Time Teens: The Beginning is a 2015 Scottish feature film directed by Ryan Alexander Dewar. It was originally written as a TV Series by writer/actor Ian Grieve around ten years earlier. Grieve was resident director in Perth Theatre where he met Dewar and they pursued Grieve's TV scripts as a short film.

==Plot==
Time travel exists. William is a Tourasaiche, Pilgrim Time traveller, policing time crime. When he receives a letter from the future, he has to decide if his future will happen how it is written, or if things can be changed.

==Cast==
Appearing in the film are:

- Andy Gray as Black Ruthven
- Ralph Riach as The Meridian
- Ian Grieve
- Annie Louise Ross as The Victorian Woman
- Anne Kidd as Ghost Madelaine Lockhart
- Liam Brennan as Edwin
- Tom McGovern as The harlequin
- Helen Mackay

- Irene MacDougall as Andrea Novotny
- Gareth Morrison
- Amanda Beveridge as Miranda
- Emily Winter as Emma
- Richard Addison as Lawrence Toureq
- Michele Gallagher as Jenny Buchan
- Sharon Young as Buccaneer
- Jo Freer as Buccaneer
- Lewis Winter Petrie as Ricky

==Production==
After filming for four days in 2013, the films duration was too long to be a short film but too short to be a full feature. The short film soon turned into a feature film with a plethora of Scottish cast coming on board the production. The filming occurred within 2 weeks over a one-year period. Production took place in under three weeks over 2013 and 2014. Sponsor contributions made up £5,000 production budget. The release date was put back as Dewar and Grieve appealed for assistance to get the project finished.

==Release==
The film premiered in February 2015 at the Perth Playhouse Cinema on an IMAX screen and was then shown there for the following 3 weeks.

It had screenings at:
- North By Midwest Micro-budget film festival in Michigan In May 2015
- the Fife Film Expo in Scotland in May 2015
- Aberdeen International Film Festival in Scotland in October 2015

==Reception==
Some complained that the film did not include enough teenagers and was perhaps difficult in its concepts for younger audiences. Suggesting that the name could have been changed, though understood it was a pilot for a longer series.

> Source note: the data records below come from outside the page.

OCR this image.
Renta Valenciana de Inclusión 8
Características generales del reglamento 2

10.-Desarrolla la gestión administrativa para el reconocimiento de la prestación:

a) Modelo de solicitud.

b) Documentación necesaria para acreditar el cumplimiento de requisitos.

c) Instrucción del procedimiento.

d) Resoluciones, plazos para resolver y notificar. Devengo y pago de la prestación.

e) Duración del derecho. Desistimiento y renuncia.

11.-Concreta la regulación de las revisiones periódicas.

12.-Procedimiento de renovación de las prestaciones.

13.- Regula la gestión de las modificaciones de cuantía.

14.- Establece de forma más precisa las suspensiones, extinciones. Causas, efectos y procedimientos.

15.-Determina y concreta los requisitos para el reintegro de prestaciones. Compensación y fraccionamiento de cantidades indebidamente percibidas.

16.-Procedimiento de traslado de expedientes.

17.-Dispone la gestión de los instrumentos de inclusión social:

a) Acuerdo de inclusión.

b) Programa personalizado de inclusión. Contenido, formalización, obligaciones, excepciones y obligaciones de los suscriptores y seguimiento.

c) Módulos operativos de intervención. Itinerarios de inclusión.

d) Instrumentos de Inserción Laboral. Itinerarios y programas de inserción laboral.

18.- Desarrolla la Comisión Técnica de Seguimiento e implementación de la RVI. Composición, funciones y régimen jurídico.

===Awards and nominations===
Time Teens picked up an award at the monthly San Francisco Film awards and an award from the Accolade Film Award Competition.
In Spring, the film picked up Best Narrative Feature in the Alaska International Film Festival, Nominated for Best Director in International Euro Film Festival and Ryan won Best Director and Ian, Best Actor in a leading Role at the International Independent Film Awards 2015. At the North by Midwest micro budget film festival, the film also picked up 2nd place for Long feature.

Nomination have extended to the Deep Fried Film Festival for best Science Fiction and nomination for Best Cinematography in Fife Film Expo.

The film opened with generally positive reviews with average weighted ratings between 7 and 8 out of 10.

==TV script==
Alongside the film, a TV script was also written. The end of the film is 'The Beginning' of the series.